Retrospective case review occurs when it appears something has gone wrong in a patient's care and sometimes determines that an error was "avoidable." Such review is inevitably biased by hindsight and frequently by a narrow focus on the individual error and its harm without contextualizing this within the wider workload or operational pressures prevailing at the time the error was made. Not noticing a small pneumothorax after a lung biopsy might be due to carelessness, or it might be because the operator was called away suddenly to manage a massive hemoptysis in recovery on a previous patient.
It's easy to be wise after the event, to suggest a different course of action should have been taken, but, again, this jars with our lived experience of making sometimes high-stakes decisions in sometimes pressured situations with frequently incomplete information. More enlightened modern investigatorial processes understand this and are thankfully becoming increasingly commonplace in healthcare.
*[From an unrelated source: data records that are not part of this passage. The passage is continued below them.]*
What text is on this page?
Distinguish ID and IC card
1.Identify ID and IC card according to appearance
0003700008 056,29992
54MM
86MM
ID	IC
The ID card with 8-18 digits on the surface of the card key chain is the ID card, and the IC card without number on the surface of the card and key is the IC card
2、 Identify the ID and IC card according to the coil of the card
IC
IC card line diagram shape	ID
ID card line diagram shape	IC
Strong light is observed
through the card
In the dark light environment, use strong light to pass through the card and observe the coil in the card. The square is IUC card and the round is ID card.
Too often we continue to perceive error as a personal failure, a marker of poor performance or incompetence, a point at which we could or should have done better.
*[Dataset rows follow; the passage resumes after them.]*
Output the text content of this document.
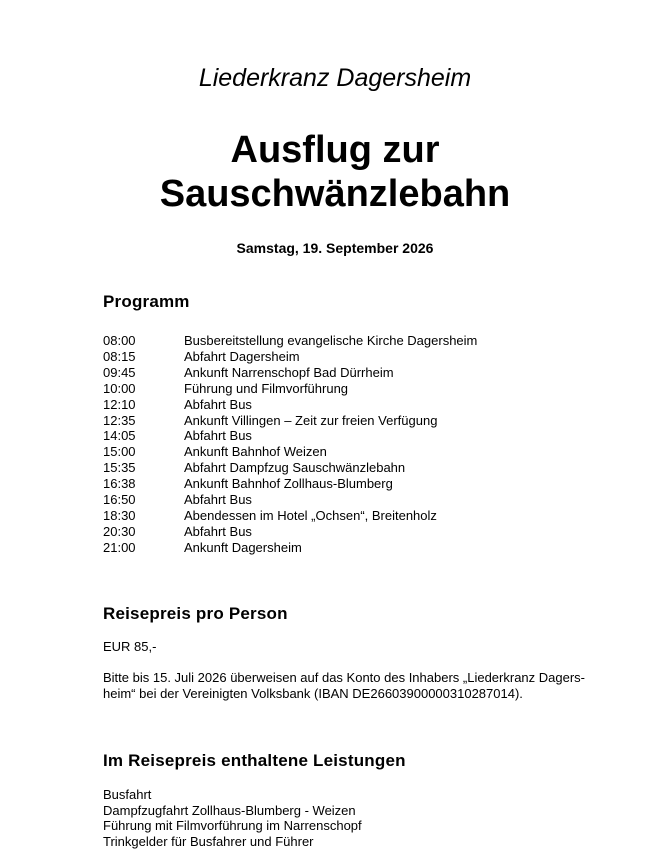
Liederkranz Dagersheim

Ausflug zur
Sauschwänzlebahn

Samstag, 19. September 2026

Programm
08:00	Busbereitstellung evangelische Kirche Dagersheim
08:15	Abfahrt Dagersheim
09:45	Ankunft Narrenschopf Bad Dürrheim
10:00	Führung und Filmvorführung
12:10	Abfahrt Bus
12:35	Ankunft Villingen – Zeit zur freien Verfügung
14:05	Abfahrt Bus
15:00	Ankunft Bahnhof Weizen
15:35	Abfahrt Dampfzug Sauschwänzlebahn
16:38	Ankunft Bahnhof Zollhaus-Blumberg
16:50	Abfahrt Bus
18:30	Abendessen im Hotel „Ochsen“, Breitenholz
20:30	Abfahrt Bus
21:00	Ankunft Dagersheim
Reisepreis pro Person

EUR 85,-

Bitte bis 15. Juli 2026 überweisen auf das Konto des Inhabers „Liederkranz Dagers-
heim“ bei der Vereinigten Volksbank (IBAN DE26603900000310287014).

Im Reisepreis enthaltene Leistungen
Busfahrt
Dampfzugfahrt Zollhaus-Blumberg - Weizen
Führung mit Filmvorführung im Narrenschopf
Trinkgelder für Busfahrer und Führer
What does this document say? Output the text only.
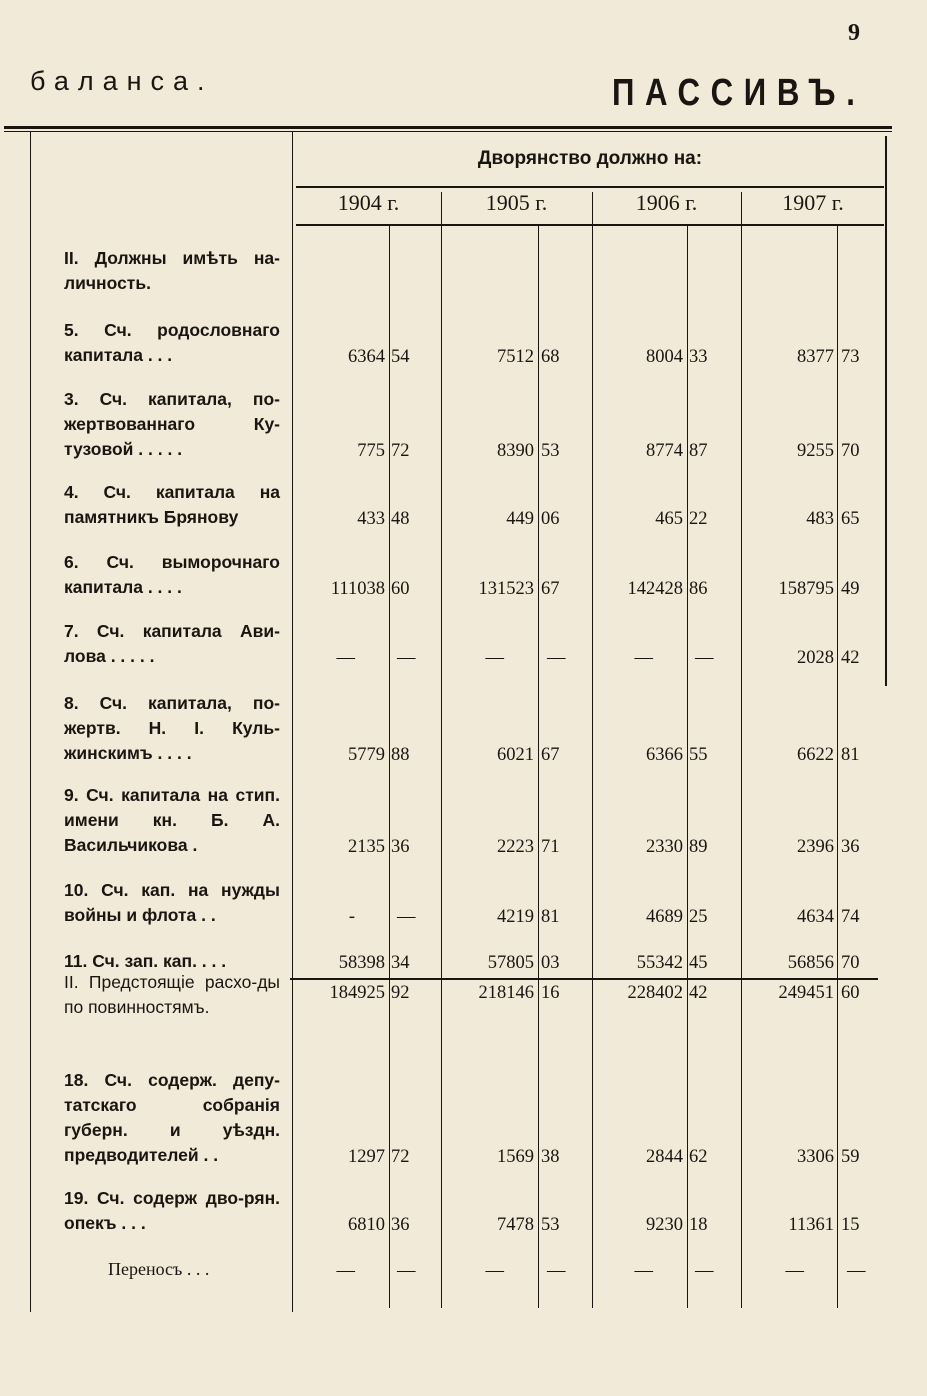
9
баланса.	ПАССИВЪ.
Дворянство должно на:
1904 г.	1905 г.	1906 г.	1907 г.
II. Должны имѣть на-личность.
5. Сч. родословнаго капитала . . .	6364 54	7512 68	8004 33	8377 73
3. Сч. капитала, по-жертвованнаго Ку-тузовой . . . . .	775 72	8390 53	8774 87	9255 70
4. Сч. капитала на памятникъ Брянову	433 48	449 06	465 22	483 65
6. Сч. выморочнаго капитала . . . .	111038 60	131523 67	142428 86	158795 49
7. Сч. капитала Ави-лова . . . . .	— —	— —	— —	2028 42
8. Сч. капитала, по-жертв. Н. I. Куль-жинскимъ . . . .	5779 88	6021 67	6366 55	6622 81
9. Сч. капитала на стип. имени кн. Б. А. Васильчикова .	2135 36	2223 71	2330 89	2396 36
10. Сч. кап. на нужды войны и флота . .	- —	4219 81	4689 25	4634 74
11. Сч. зап. кап. . . .	58398 34	57805 03	55342 45	56856 70
II. Предстоящіе расхо-ды по повинностямъ.
184925 92	218146 16	228402 42	249451 60
18. Сч. содерж. депу-татскаго собранія губерн. и уѣздн. предводителей . .	1297 72	1569 38	2844 62	3306 59
19. Сч. содерж дво-рян. опекъ . . .	6810 36	7478 53	9230 18	11361 15
Переносъ . . .	— —	— —	— —	— —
The individual who is identified at the point when a latent failure becomes real is often well placed to describe upstream failures and process violations that led to the error, and the culture that allowed these violations to become normalized. In addition to the personal cost, focusing on personal failure means this individual is marginalized, their view dismissed, and their intelligence lost.
Thinking of this individual as a "second victim" instead, rather than as a perpetrator, is helpful: Patient and professional are both casualties. Such a view is by definition nonaccusatory and is a neutral starting point for an inquisitorial assessment of why an error occurred.
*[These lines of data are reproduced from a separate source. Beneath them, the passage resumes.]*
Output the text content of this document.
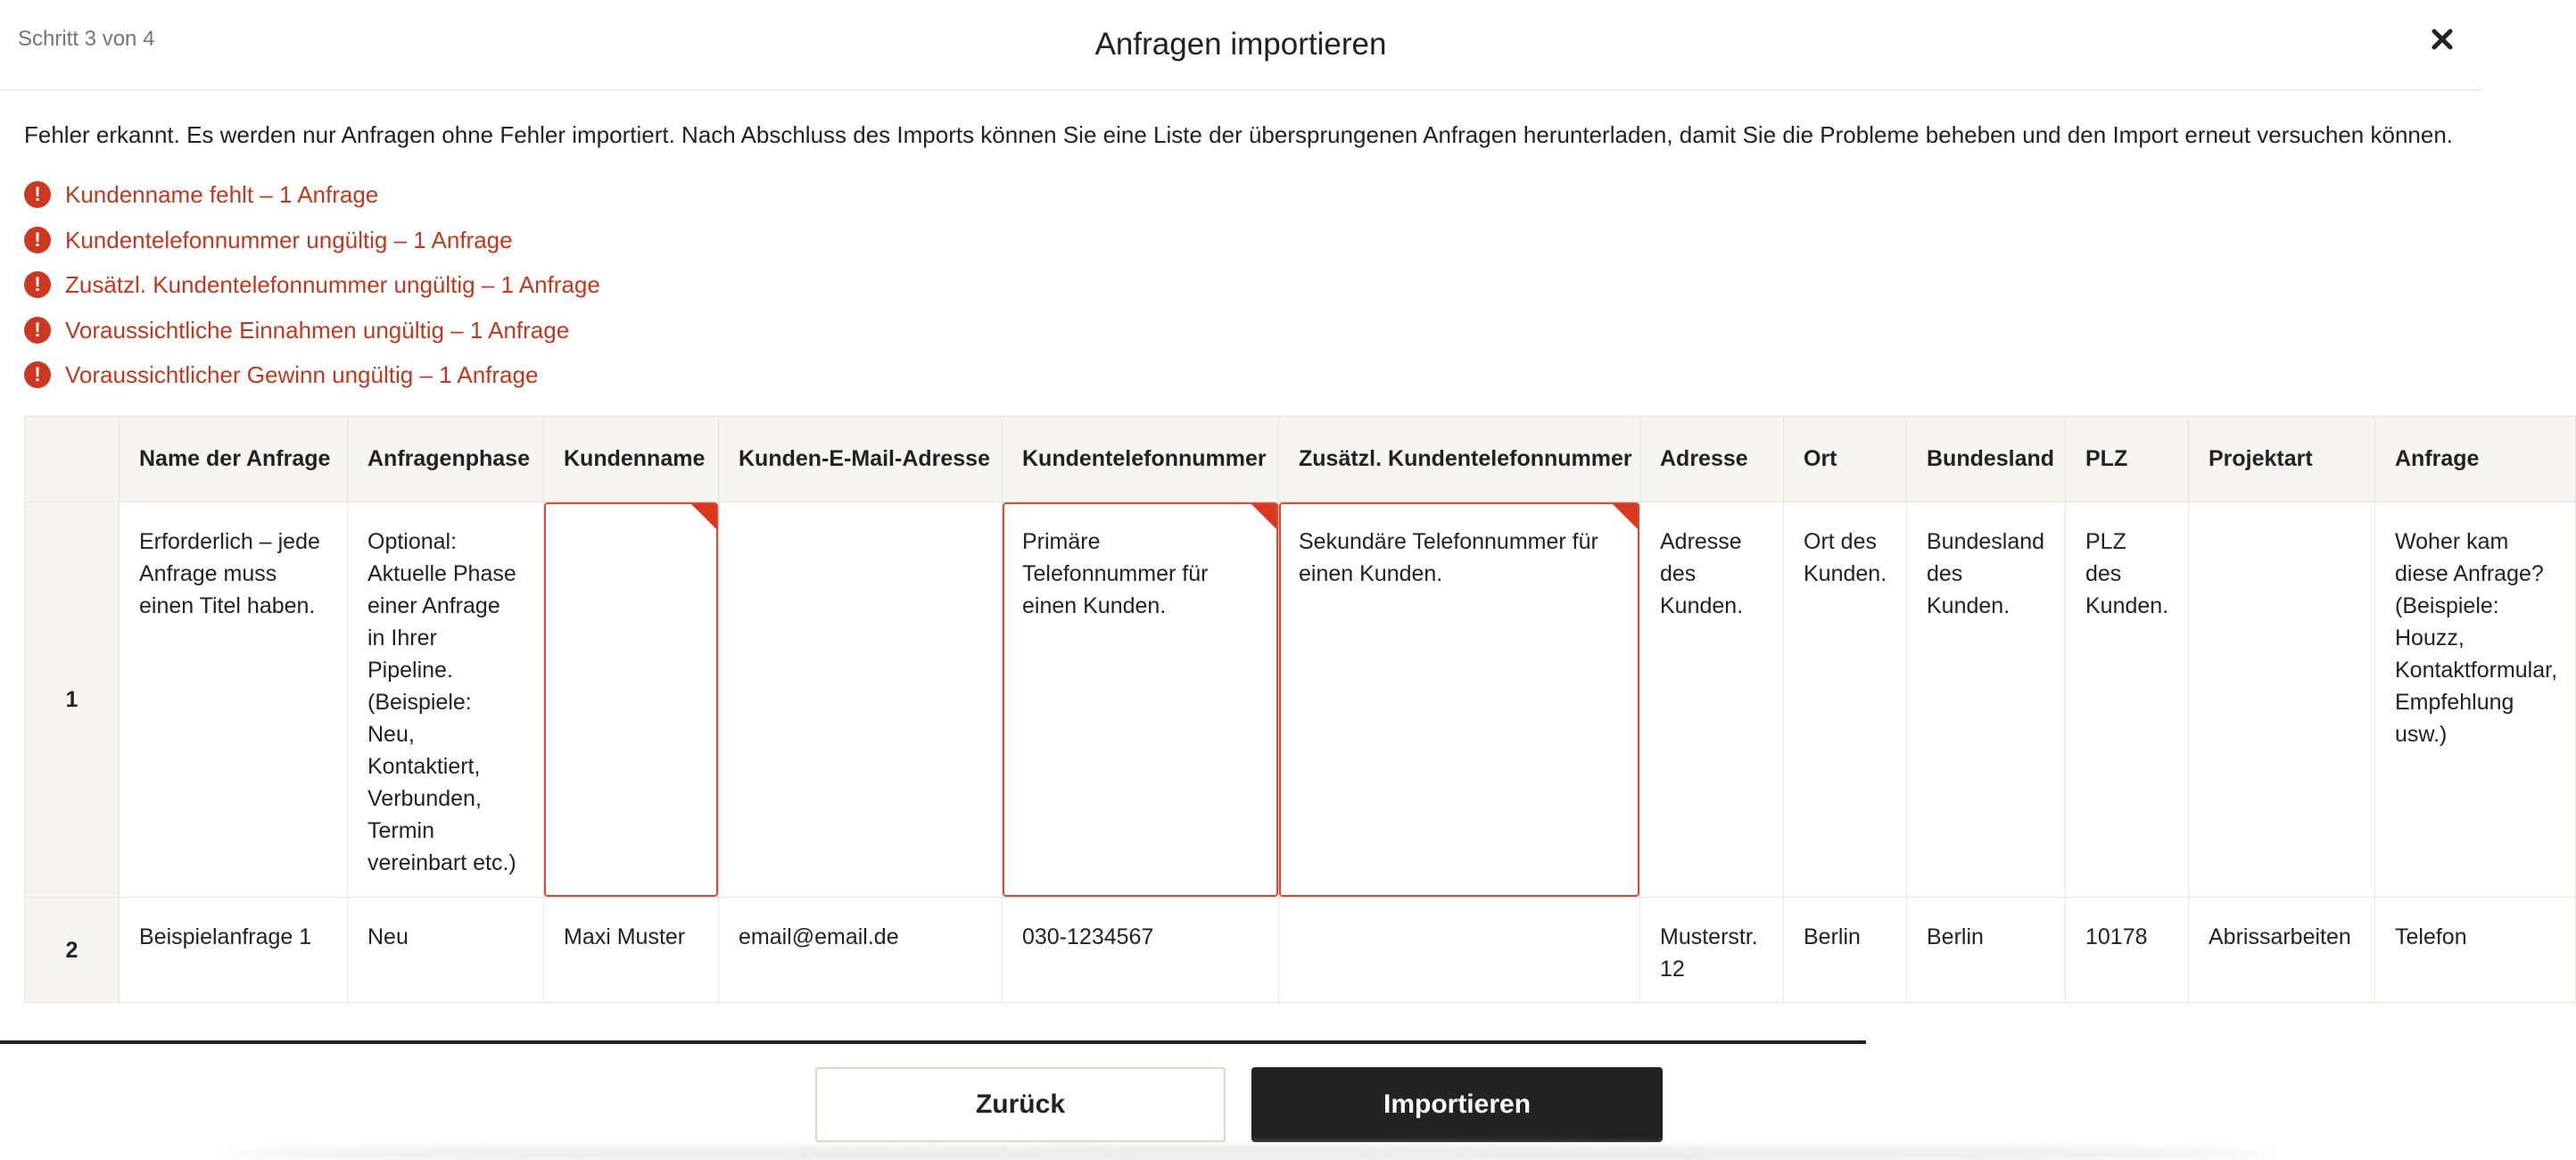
Schritt 3 von 4	Anfragen importieren
Fehler erkannt. Es werden nur Anfragen ohne Fehler importiert. Nach Abschluss des Imports können Sie eine Liste der übersprungenen Anfragen herunterladen, damit Sie die Probleme beheben und den Import erneut versuchen können.
!	Kundenname fehlt – 1 Anfrage
!	Kundentelefonnummer ungültig – 1 Anfrage
!	Zusätzl. Kundentelefonnummer ungültig – 1 Anfrage
!	Voraussichtliche Einnahmen ungültig – 1 Anfrage
!	Voraussichtlicher Gewinn ungültig – 1 Anfrage
	Name der Anfrage	Anfragenphase	Kundenname	Kunden-E-Mail-Adresse	Kundentelefonnummer	Zusätzl. Kundentelefonnummer	Adresse	Ort	Bundesland	PLZ	Projektart	Anfrage
1	Erforderlich – jede Anfrage muss einen Titel haben.	Optional: Aktuelle Phase einer Anfrage in Ihrer Pipeline. (Beispiele: Neu, Kontaktiert, Verbunden, Termin vereinbart etc.)			Primäre Telefonnummer für einen Kunden.	Sekundäre Telefonnummer für einen Kunden.	Adresse des Kunden.	Ort des Kunden.	Bundesland des Kunden.	PLZ des Kunden.		Woher kam diese Anfrage? (Beispiele: Houzz, Kontaktformular, Empfehlung usw.)
2	Beispielanfrage 1	Neu	Maxi Muster	email@email.de	030-1234567		Musterstr. 12	Berlin	Berlin	10178	Abrissarbeiten	Telefon
Zurück	Importieren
Recognition that some error is unavoidable still allows for patients to be compensated when things go wrong. An organization or individual may be liable for providing compensation even if they are not deemed responsible for the harm. The idea of liability as distinct from blame is familiar to us: It's why we buy third party insurance for our cars. Some collisions are clearly due to negligent driving. Many are not, but we are nevertheless liable for the consequences.
In the U.K., healthcare organizations are liable for the care they provide and are insured for claims for harm. For a patient to access compensation, legal action (or the threat of it) is required which inevitably results in an assessment of blame, conflates liability with culpability, and does nothing to promote a no-fault culture. The insurance is named "Clinical Negligence Scheme for Trusts," explicitly reinforcing the unhelpful notion that compensable error is de-facto negligence.
Even ultrasafe industries like aviation have "optimizing violations" (pilots refer to this as "flying in the grey"): there's always a reason not to go flying. In healthcare, we don't get this choice: Error is an inevitable consequence of the societal necessity for providing complicated healthcare to ill, frail people. The only way to avoid it is to not provide the care. We can only learn in an environment that is supportive when error occurs, understands that error is not a reflection of professional competence, and embraces it as a potential opportunity to get better but does not punish. Without this, our practice will become beleaguered and bunkered, shaped by the fear of censure rather than what is technically, practically, and ethically the right thing to do.
Our regulators, legal system, and investigatory processes have been slow to embrace the idea that some error is inevitable. They have much to learn from industries such as aviation. In the meantime, it remains hard to be content with the notion that an error in your practice is frequently merely a reflection that you work in a risky business.
Dr. Chris Hammond is a consultant vascular radiologist and clinical lead for interventional radiology at Leeds Teaching Hospitals NHS Trust, Leeds, U.K.